Лечение. После попадания химического вещества на слизистую оболочку его необходимо максимально быстро удалить и немедленно начать промывание слабым нейтрализующим раствором. При ожоге кислотами используют мыльную воду, 1 % известковую воду, жжёную магнезию с водой (взвесь), 0,1 % раствор нашатырного спирта (15 капель на стакан воды). Щёлочи нейтрализуют 0,5% растворами лимонной или уксусной кислот (1/4 чайной ложки кислоты на стакан воды), 0,1 % раствором соляной кислоты (10 капель на стакан). При ожоге концентрированными растворами нитрата серебра для уменьшения всасывания используют 2-3% раствор хлорида натрия или раствор Люголя (образуются нерастворимые соединения серебра). При ожоге фенолом слизистую оболочку обрабатывают 50% этиловым спиртом или касторовым маслом.

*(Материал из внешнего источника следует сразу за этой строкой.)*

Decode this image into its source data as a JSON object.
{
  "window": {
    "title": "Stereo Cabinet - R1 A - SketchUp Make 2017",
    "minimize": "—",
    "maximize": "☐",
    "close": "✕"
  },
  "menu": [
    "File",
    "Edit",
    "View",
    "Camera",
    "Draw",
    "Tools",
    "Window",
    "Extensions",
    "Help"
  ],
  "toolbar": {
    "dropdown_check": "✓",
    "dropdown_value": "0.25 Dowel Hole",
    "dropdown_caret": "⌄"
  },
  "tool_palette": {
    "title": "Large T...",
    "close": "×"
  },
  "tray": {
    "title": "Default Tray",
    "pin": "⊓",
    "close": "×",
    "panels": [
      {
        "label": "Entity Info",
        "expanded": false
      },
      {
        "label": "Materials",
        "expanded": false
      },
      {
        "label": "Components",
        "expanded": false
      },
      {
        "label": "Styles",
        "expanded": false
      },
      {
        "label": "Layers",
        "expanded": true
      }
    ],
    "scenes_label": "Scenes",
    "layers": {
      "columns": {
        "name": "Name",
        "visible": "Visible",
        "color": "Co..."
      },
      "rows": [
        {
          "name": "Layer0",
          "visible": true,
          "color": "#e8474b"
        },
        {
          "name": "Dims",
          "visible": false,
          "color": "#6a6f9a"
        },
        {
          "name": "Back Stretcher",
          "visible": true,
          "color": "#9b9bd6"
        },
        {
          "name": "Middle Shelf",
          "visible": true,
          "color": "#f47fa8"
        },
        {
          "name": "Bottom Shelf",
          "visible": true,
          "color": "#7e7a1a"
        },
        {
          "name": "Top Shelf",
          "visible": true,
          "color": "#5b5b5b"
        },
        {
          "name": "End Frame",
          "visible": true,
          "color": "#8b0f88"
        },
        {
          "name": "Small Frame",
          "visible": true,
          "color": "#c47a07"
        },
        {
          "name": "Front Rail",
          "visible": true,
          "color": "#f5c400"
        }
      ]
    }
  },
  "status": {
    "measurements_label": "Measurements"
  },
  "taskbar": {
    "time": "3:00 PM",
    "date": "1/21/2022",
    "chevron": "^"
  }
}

Дальнейшее лечение больных с химическими ожогами проводят по принципам терапии острого неспецифического воспалительного процесса (обезболивающие препараты, ротовые антисептические полоскания, эпителизирующие средства - 1 % раствор цитраля на персиковом масле, масляные растворы витаминов Аи Е, аевит, метилурациловая и актовегиновая мази, солкосерил). Рекомендуется нераздражающая высококалорийная протёртая витаминизированная пища. При обширных рубцах показано хирургическое вмешательство.

  Физические травмы. (ожог кончика языка). Острые повреждения возникают от воздействия на слизистую оболочку(наиболее часто повреждаются губы и кончик языка) горячей воды, пара, огня (термическая травма), электрического тока, ионизирующей радиации. Ожоги горячим паром или водой вызывают вначале резкую боль, интенсивность которой затем быстро падает, появляется ощущение шероховатости слизистой оболочки ("ошпаренность" языка). Развивается острый катаральный стоматит (глоссит), эпителий частично или полностью мацерируется, после сильного ожога слущивается пластами или возникают пузыри, которые быстро лопаются с обнажением эрозий или язв.